Certes, nous savons que la révolution ne peut pas se faire avec de l’eau de rose ; nous savons aussi que les classes possédantes n’abandonneront pas volontairement leurs privilèges. Le jour de la révolution victorieuse, les travailleurs doivent imposer leur volonté aux possesseurs actuels du sol, du sous-sol et des moyens de production. Mais cela ne pourra se produire, selon nous, que si les travailleurs prennent eux-mêmes en mains le capital social, et, avant tout, s’ils démolissent l’appareil de force politique, lequel a été jusqu’à présent et sera toujours la forteresse qui permettait de tromper les masses.
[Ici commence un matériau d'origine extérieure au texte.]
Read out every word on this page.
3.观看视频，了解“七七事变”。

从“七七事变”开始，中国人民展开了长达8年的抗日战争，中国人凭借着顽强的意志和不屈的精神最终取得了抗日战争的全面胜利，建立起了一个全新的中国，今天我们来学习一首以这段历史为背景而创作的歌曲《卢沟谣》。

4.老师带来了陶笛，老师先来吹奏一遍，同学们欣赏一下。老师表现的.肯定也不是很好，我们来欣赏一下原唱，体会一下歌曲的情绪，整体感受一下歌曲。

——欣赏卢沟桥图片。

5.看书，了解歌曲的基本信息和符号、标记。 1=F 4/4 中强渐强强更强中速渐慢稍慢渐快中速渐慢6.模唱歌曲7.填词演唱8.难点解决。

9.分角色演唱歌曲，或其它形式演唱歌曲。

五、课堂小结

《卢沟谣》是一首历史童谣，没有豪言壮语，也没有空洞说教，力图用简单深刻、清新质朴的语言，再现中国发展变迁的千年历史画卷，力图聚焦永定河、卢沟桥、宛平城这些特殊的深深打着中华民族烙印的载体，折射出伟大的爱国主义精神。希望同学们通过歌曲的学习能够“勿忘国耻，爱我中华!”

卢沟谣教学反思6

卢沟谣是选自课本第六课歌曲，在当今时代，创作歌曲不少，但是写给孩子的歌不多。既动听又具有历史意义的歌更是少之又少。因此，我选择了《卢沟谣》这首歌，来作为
Cet acte est, pour nous, un acte de libération, une proclamation de la justice sociale ; c’est l’essence même de la révolution sociale, qui n’a rien de commun avec l’idée purement bourgeoise de la dictature.
Le fait qu’un grand nombre de partis socialistes ont adhéré à l’idée des Conseils, qui est celle des socialistes libres et des syndicalistes, est un aveu ; ils reconnaissent par là que la tactique suivie jusqu’à présent a été fausse et que le mouvement ouvrier doit créer pour lui, dans ces Conseils, un organe qui, seul, lui permettra de réaliser le socialisme. D’autres parts, on ne doit pas oublier que cette adhésion soudaine risque d’introduire dans la conception des Conseils beaucoup d’éléments étrangers, n’ayant rien de commun avec ses tâches originelles et devant être éliminés, comme dangereux pour son développement ultérieur. Parmi ces éléments étrangers, la première place appartient à l’idée de la dictature. Notre tâche doit être de parer à ce danger et de prémunir nos camarades de classe contre des expériences qui ne peuvent pas accélérer, mais peuvent, au contraire, retarder l’émancipation sociale.
Aussi notre mot d’ordre reste : « Tout par les Conseils ! Aucun pouvoir au-dessus d’eux ! » et ce mot d’ordre sera en même temps celui de la révolution sociale.